Wednesday, July 25, 2007

Godwin: The Sequel

I posit a new form of Godwin's Law: As the length of any discussion thread increases, the probability of a comparison to al-Qaeda or terrorism approaches one. The probability of one commenter questioning the patriotism/loyalty of another commenter also approaches one.

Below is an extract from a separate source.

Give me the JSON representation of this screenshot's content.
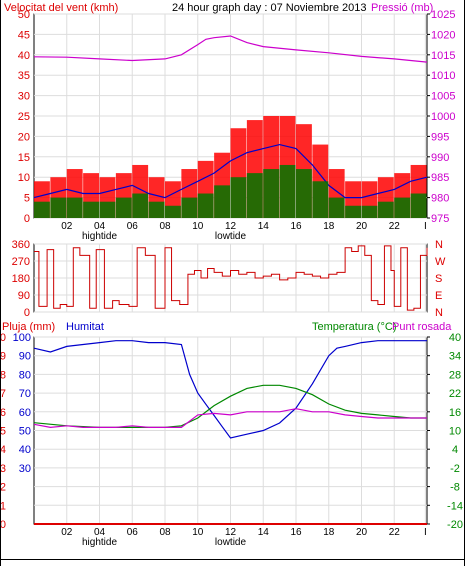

Also, I want to point people to this amusing Godwin FAQ, which contains this gem of a statement:
If you're really bored, a fun game to play is Six Degrees of Godwin. Take a topic - any topic - and see how quickly you can relate it to Nazis using legitimate topic drift methods. For example: a discussion about computers will eventually lead to discussions of keyboards and which are best, followed by a lot of complaining about the Windows key on 104-key keyboards, leading to complaints about Microsoft, forcing the standard MS-vs-government flamewar that I'm sure you're all aware of, leading to attacks on Microsoft's "fascist" tactics by one side or another, which will force the other side to start talking about the differences between fascism, capitalism, and, of course, Nazism! The fun never stops!


Garfield. Go.

6 comments:

Michael said...

This was a most amuzing post...

Ben said...

Garfield was the name of a fat cat and an American president. James Garfield was assassinated. Theologian Dietrich Bonhoeffer (sp?) tried to assassinate Hitler. Hitler was a Nazi.

I bet you can do better.

Mike said...

Garfield is a metaphor for the Nazis and Odie is a metaphor for the Jewish people. C'mon, folks, read between the lines.

Ben said...

Too direct. Not silly enough.

Garfield is an orange cat. Orange juice is a similar color. Eichmann doubtlessly drank orange juice in his lifetime. Nazi!

That one was lame, but I had fun writing it.

Wonder if someone can actually do a legitimate one, like in the thing Jeff quoted above.

Mike said...

Well, a discussion about Garfield will inevitably lead to a discussion about lasagna. This undoubtedly would yield to discussions of its country of origin, namely Italy. This may lead some to a discussion of famous Italians, at which point someone is likely to mention Mussolini. And, well, obviously...

(That was four.)

Unknown said...

xkcd://garfield
xkcd://hitler

...doesn't really qualify any more than looking up "garfield" and "hitler" from the same encyclopedia, but I'll take any flimsy excuse to link to xkcd.